His statements went unchallenged in the hearing, but that doesn’t mean they were true.
(1) Last year Pennsylvania legislators balked at a plan to lease the state’s toll road, and now it appears to be dead. As the Philadelphia Daily News recently reported: “Given the failure of the turnpike-lease plan and the subsequent collapse of financial markets, neither the Rendell administration nor the legislature is very interested in trying again to lease the toll road.”
(2) In May, Florida dropped plans to lease one of its highways after no one bid for the contract. “The bidding deadline, originally set for December 15, was repeatedly moved back as bidders reeled from a global credit meltdown that left them unable to obtain financing,” Reuters reported at the time.
(3) A week ago the Texas state legislature declined to let Governor Rick Perry proceed with his plans for more road privatization deals there, largely as a result of voter frustration over the rising number and cost of tolls. Analysts say there have been other problems with Perry’s aggressive road privatization policies. From the Dallas Morning News:
“Former U.S. Secretary of Transportation James H. Burnley, who served under President Ronald Reagan and now represents transportation-related clients as a lawyer in Washington, said Wall Street’s appetite for the highly leveraged toll road deals has waned. There is significantly less capital available for those kinds of investments, he said.
“‘Virtually all of the public-private deals that have been seriously discussed in the past decade have involved significant leverage,’” he said. “As we return to a more normal economy those kinds of deals will be attractive again. But lenders [may] continue to be more conservative for many years to come, reducing availability of capital for infrastructure.’”

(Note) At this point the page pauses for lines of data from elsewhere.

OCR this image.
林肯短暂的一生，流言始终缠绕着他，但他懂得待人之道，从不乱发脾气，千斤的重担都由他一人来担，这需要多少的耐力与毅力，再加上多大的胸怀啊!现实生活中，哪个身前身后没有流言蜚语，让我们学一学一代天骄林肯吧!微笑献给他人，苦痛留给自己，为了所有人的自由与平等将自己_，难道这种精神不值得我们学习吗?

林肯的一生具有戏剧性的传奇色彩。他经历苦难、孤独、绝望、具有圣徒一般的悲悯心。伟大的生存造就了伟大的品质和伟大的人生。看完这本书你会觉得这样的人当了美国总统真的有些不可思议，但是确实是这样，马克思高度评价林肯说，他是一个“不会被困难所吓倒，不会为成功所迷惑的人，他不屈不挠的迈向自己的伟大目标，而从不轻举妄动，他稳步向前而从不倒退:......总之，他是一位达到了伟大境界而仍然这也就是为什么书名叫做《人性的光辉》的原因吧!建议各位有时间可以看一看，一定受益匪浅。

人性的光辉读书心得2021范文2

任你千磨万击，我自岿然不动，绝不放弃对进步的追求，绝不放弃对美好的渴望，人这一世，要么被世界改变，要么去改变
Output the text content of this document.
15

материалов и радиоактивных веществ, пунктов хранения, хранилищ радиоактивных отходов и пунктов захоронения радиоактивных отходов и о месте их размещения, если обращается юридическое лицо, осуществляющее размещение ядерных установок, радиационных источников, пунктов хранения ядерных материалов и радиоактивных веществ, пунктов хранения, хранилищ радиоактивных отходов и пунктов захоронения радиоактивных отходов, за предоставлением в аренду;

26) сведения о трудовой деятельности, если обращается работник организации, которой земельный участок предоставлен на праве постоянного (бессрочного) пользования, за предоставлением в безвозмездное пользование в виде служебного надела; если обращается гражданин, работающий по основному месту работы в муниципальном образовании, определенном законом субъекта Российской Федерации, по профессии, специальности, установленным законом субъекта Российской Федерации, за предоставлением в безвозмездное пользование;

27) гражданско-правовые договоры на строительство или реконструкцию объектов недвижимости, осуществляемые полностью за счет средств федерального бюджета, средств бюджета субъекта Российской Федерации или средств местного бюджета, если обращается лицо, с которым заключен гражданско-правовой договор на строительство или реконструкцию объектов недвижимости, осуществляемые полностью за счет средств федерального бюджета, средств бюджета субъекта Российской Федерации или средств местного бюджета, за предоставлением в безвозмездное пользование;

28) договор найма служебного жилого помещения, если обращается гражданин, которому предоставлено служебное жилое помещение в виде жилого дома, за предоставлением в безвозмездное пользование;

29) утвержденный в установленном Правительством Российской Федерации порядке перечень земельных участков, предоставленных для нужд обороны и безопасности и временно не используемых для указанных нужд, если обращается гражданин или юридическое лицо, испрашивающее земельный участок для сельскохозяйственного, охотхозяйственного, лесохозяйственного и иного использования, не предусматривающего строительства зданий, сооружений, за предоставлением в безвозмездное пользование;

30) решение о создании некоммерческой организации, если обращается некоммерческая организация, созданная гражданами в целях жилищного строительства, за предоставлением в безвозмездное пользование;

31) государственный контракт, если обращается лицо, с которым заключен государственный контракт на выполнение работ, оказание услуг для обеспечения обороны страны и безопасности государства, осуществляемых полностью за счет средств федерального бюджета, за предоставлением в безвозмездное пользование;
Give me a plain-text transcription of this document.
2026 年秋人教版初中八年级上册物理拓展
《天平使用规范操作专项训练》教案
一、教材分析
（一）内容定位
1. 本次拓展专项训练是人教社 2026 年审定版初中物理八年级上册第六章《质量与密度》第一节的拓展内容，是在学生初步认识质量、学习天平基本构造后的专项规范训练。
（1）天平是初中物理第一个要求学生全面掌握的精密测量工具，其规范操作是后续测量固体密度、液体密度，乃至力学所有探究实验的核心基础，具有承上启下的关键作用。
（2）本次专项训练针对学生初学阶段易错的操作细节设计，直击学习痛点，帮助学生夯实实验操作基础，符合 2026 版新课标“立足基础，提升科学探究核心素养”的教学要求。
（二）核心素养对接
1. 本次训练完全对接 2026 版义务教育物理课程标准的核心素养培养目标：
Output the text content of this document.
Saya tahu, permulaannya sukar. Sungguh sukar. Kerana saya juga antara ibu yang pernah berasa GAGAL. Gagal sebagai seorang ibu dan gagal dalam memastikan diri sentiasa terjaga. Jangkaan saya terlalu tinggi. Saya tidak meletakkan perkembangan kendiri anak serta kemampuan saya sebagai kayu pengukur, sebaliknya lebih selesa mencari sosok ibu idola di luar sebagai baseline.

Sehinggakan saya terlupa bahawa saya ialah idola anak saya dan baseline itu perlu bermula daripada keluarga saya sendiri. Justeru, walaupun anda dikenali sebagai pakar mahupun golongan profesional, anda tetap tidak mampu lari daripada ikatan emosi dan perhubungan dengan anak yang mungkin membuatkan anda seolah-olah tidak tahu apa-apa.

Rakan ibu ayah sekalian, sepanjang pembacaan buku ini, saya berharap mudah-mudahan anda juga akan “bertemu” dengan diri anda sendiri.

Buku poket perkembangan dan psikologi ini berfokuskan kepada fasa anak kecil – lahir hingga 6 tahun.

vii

The Daley administration says that when it was ready to lease Chicago’s meters it sent a request for proposals to more than 150 parking and investment firms around the world. Ten parties expressed interest. The city ruled two unqualified, but only two of the remaining eight followed through with bids.
It’s obvious that at least some of the other groups backed off because their economic fortunes declined—one of them was Lehman Brothers, which was forced to close shop when things got bad last fall. Yet William Blair and the city continue to shrug off the impact of the economy.
“They all fell off for one reason or another,” budget department spokesman Pete Scales said about the firms that decided not to bid. “But it wasn’t all because of equity.”